Nurses are valued healthcare professionals. Nurses may work independently or as part of a larger healthcare team. To become a nurse, a good standard of education is required. Once an individual has completed their nurse practitioner degree, they can find work in the NHS or in private practice. Learn more about how to become a nurse practitioner in the UK.
To become a nurse practitioner, an individual requires the following skills:
Excellent people skills Practitioner nurses are required to care for people of all backgrounds and ages.
Good communication and observation
Nurses must be good listeners and be aware of any changes in patients’ conditions. An ability to share knowledge and skills Nurses need to share their knowledge and skills with their patients and their patients’ carers.
An ability to work as part of a team Nurses need to be able to work as part of a large, multi-disciplinary team, comprising doctors, pharmacists, secretarial staff and many other professionals. An ability to stay calm in emotionally charged situations
Nurses must keep a calm head in a crisis and be able to put patients at ease.

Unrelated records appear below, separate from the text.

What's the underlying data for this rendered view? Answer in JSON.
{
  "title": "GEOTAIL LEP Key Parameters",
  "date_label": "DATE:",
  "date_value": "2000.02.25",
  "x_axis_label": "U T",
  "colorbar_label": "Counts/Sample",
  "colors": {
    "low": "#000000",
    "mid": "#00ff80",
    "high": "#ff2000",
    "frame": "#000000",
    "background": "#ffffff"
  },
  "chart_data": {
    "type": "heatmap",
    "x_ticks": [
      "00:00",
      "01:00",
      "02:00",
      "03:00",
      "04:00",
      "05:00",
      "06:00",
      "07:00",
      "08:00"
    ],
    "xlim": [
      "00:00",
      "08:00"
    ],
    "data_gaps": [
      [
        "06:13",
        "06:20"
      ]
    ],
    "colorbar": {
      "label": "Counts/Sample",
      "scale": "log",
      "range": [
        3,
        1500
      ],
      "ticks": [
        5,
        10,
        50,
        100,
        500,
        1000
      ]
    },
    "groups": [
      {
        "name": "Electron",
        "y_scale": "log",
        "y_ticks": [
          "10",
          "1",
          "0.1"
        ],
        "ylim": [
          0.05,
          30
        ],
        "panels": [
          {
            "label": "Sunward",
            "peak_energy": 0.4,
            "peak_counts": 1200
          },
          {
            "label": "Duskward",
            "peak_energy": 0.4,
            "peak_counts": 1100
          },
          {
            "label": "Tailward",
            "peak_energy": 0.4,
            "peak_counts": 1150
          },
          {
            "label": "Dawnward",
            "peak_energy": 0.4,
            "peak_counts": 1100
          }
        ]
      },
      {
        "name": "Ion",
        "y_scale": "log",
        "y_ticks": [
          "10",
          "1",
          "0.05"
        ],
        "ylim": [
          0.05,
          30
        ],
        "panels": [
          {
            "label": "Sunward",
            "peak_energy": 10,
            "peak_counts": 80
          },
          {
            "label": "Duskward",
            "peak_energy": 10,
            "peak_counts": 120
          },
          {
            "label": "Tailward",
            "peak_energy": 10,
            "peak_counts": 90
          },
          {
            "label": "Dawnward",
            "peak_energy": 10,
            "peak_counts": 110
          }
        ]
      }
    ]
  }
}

Entry requirements for nursing
To work as a nurse in the NHS, it is essential for an individual to hold a degree in nursing. Once a student has completed their degree, they can register with the Nursing and Midwifery Council (NMC). To study for a degree, around five GCSE passes will be required and two A levels. All applicants must demonstrate high levels of literacy and numeracy and be of good character.
Branches of nursing
Pre-registration nursing degree programmes are offered in four different branches of nursing: adult nursing, paediatric nursing, learning disability nursing, and mental health nursing. A prospective nurse must decide on the branch they wish to train for before choosing their course.
All nursing degrees consist of Common Foundation Programmes (CFP). These programmes provide students with the knowledge and skills they require, regardless of the branch of nursing they have chosen. CFP last for one year. Following the CFP, an individual will be able to specialise in their chosen area. Specialist training will take place over two years, meaning that a nursing degree will take three years to complete if studied full-time. It is possible to study nursing part-time, should a student choose to do this. A pre-registration nursing degree comprises of both theoretical nursing knowledge and supervised nursing practice. Supervised nursing practice makes up 50 per cent of the programme and is conducted in a suitable work environment.